If you know the analytical literature, then why do you need recommendations from me? Or perhaps you mean non-Torah books? I didn’t understand.

Discussion on Answer

M. (2017-02-09)

I know the literature in a general way, but I’m looking for a book where the methodology is clearer, so that it’s easier to extract patterns of analysis. Does the Rabbi have a recommendation?
Maybe I’ll phrase it a bit differently: suppose I weren’t familiar with this literature—what book would the Rabbi recommend to advance familiarity with the field, and especially to learn the method of working?

Thank you very much

Michi (2017-02-09)

For systematic books, you surely know Sha'arei Yosher and Shev Shemat'ta, but it’s worth adding Rabbi Amiel’s books, of course. Also Rabbi Reines’s book (I forgot its name), and perhaps the books of Rabbi Yosef Engel (though there the structure is fairly simple: one distinction with many practical ramifications). There is a book called Iyun Be-Lomdut that is worth looking at, and also the books of Rabbi Lichtenstein of blessed memory.

gil (2017-02-09)

M., hello—if you’re from Jerusalem and looking for a study partner once a week to clarify analytical Talmudic topics by subject, I’d be happy for you to contact me at ,giladstn@gmail.com (and in general for exchanging information in this area). Maybe it would suit you, because just like you I was planning to ask Rabbi Michael Abraham—who wrote ten books on Talmudic logic (and it requires investigation why he didn’t recommend them)—what the efficient way is to acquire this conceptual methodology. Maybe the booklets of Eyal Razenkovitz, eyalraz9@gmail.com, from Yeroḥam Yeshiva, would also help you. They’re built on a systematic presentation of analytical topics. There is a book by the Rosh Yeshiva of Ateret Israel, Baruch Mordechai Ezrachi, on the method of lomdus (I’ll check the name later), and there is also Blazer’s interesting dissertation on Rabbi Shimon Shkop, where he also surveys his analytical method. If you discover other things, I’d be happy to hear. And it really is astonishing that there isn’t any academic or other course on the foundations of analytical yeshiva-style thinking, and may it be God’s will that Rabbi Michi create this glove that only he could also pick up.

Michi (2017-02-09)

Thanks to Gil. Not Blazer but Wozner (Shai A. Wozner). Indeed, a very highly recommended book. I didn’t recommend my books because they’re only on Amazon and rather expensive. And besides, a baker does not testify about his own dough.

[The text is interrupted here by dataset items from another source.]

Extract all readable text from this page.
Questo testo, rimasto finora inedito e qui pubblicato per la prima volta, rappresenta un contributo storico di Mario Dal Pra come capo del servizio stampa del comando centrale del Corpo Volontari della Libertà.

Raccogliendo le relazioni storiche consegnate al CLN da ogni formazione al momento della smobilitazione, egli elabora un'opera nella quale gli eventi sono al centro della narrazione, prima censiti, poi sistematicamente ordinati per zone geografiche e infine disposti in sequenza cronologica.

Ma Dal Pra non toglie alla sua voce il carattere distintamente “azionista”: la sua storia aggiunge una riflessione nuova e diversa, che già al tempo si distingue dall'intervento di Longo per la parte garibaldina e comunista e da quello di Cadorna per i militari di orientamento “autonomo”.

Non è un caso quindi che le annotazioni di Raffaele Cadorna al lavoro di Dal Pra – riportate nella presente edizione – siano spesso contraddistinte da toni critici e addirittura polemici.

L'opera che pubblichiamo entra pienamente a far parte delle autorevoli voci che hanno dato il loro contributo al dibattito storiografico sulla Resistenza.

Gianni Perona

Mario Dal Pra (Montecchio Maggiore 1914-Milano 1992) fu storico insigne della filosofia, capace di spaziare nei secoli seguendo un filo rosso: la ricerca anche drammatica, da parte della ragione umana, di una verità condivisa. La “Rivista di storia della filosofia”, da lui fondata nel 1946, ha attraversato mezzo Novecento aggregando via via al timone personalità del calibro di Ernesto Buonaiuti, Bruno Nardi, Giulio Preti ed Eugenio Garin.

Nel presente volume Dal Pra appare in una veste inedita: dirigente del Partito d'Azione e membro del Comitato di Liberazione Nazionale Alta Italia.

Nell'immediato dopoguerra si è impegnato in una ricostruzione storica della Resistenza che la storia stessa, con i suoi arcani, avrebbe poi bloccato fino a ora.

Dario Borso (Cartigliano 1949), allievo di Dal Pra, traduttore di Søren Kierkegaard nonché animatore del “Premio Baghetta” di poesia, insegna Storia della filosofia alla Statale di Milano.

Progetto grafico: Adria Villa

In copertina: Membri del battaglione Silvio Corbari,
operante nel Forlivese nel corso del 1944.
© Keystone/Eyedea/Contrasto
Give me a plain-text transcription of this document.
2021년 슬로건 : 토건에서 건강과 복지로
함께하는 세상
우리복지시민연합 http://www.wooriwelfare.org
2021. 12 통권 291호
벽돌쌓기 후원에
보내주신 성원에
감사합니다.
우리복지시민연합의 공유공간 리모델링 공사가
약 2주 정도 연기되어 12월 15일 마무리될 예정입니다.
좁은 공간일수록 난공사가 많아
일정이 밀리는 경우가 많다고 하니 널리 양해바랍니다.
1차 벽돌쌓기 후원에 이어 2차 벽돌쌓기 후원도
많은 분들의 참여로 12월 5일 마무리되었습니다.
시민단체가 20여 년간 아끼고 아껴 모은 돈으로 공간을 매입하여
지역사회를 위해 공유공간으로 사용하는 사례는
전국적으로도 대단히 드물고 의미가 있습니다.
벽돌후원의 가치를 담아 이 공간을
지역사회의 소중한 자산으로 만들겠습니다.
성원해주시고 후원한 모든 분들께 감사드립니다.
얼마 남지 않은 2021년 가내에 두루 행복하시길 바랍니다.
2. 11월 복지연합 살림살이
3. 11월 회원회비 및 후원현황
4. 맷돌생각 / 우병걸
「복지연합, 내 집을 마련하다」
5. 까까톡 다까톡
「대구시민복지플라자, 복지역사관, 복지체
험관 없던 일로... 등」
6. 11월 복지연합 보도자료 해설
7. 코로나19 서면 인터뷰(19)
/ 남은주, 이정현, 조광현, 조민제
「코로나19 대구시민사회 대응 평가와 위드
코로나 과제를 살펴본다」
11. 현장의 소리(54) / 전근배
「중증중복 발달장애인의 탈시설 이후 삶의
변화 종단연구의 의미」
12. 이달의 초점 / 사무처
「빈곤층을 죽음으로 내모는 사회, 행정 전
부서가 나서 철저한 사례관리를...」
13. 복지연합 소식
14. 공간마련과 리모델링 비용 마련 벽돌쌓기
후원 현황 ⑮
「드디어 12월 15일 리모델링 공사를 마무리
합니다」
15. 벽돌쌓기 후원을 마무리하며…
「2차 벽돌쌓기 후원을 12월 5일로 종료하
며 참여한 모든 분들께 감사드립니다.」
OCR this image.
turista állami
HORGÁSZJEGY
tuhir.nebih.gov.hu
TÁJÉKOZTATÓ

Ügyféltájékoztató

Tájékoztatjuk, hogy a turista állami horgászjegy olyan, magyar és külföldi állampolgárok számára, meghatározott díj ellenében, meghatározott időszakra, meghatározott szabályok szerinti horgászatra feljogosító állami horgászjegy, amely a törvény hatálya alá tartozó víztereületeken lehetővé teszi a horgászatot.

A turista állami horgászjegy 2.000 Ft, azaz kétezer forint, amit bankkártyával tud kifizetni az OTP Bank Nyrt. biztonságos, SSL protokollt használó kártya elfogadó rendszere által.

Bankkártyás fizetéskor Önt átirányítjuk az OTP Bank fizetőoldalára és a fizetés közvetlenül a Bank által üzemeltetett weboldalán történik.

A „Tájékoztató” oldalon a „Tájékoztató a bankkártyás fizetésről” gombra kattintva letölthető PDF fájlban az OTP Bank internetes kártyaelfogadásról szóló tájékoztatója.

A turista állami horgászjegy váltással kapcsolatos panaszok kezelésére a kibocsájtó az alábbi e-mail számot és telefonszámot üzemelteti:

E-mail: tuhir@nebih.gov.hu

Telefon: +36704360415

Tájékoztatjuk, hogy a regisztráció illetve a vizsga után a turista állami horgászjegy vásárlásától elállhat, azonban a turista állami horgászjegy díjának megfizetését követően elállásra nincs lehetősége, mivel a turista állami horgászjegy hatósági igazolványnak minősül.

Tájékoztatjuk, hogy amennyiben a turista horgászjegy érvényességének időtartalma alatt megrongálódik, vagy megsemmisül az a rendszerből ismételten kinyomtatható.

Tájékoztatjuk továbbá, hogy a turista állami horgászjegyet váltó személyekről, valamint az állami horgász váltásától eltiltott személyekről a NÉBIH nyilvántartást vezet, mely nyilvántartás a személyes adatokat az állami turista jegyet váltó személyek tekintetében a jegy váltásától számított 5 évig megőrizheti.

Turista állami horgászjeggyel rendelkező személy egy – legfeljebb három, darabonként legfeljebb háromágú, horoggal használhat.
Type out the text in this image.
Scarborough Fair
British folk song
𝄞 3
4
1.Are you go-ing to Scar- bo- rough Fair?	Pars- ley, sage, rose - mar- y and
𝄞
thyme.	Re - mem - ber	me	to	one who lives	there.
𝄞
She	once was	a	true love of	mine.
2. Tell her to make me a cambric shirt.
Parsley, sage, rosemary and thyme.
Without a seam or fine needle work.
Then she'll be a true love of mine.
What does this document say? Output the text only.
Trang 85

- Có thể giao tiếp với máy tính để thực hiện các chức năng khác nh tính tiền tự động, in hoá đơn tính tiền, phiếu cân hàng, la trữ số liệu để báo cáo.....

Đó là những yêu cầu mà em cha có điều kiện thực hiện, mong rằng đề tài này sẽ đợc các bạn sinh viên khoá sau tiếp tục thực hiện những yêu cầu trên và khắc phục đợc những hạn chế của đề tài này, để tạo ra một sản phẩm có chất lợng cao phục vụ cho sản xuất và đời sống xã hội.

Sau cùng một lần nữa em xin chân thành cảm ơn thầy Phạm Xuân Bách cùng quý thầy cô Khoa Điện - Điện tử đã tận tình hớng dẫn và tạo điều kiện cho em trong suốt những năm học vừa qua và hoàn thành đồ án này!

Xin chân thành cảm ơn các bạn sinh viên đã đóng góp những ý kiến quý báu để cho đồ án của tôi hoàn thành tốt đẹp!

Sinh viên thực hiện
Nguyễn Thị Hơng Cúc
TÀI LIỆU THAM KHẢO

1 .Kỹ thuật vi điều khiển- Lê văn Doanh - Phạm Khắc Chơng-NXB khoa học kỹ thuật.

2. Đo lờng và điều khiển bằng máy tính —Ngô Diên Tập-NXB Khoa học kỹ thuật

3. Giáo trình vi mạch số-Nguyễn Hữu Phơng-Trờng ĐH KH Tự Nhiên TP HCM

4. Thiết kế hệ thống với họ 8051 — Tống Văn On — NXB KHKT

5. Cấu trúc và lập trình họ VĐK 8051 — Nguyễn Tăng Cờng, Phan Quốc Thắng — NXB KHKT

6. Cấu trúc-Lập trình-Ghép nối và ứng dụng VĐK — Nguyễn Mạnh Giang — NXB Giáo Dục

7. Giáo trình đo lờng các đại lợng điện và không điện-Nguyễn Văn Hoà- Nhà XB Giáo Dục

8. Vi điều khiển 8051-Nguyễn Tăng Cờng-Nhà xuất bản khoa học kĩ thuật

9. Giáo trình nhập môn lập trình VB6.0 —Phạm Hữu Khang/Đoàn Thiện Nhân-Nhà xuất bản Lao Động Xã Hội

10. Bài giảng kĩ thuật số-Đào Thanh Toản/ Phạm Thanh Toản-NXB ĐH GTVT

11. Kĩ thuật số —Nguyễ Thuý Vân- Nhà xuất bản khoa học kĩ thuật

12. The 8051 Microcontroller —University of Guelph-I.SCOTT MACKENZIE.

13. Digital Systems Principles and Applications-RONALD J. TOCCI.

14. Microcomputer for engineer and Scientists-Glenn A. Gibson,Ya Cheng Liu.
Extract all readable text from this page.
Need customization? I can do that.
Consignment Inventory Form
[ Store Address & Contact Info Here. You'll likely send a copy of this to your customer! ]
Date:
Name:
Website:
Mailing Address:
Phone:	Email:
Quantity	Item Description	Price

The Attendant of the Rebbe of the Rabbi M.A. (2017-02-13)

M.,
I recommend studying the novellae of Rabbi Shmuel Rozovsky.
He is a brilliant analyst and in my view the clear successor of Rabbi Shimon.
It seems to me that Michi would endorse that with both hands.

Michi (2017-02-13)

Therefore I came to add, all the more so, for our master Rabbi Shmuel, of blessed and saintly memory, the great head of the exile and master of the law, certainly does not need my endorsement or that of anyone like me. But a recommendation for his works already seemed to me quite unnecessary for someone who is familiar with the literature of the later yeshiva-style authorities.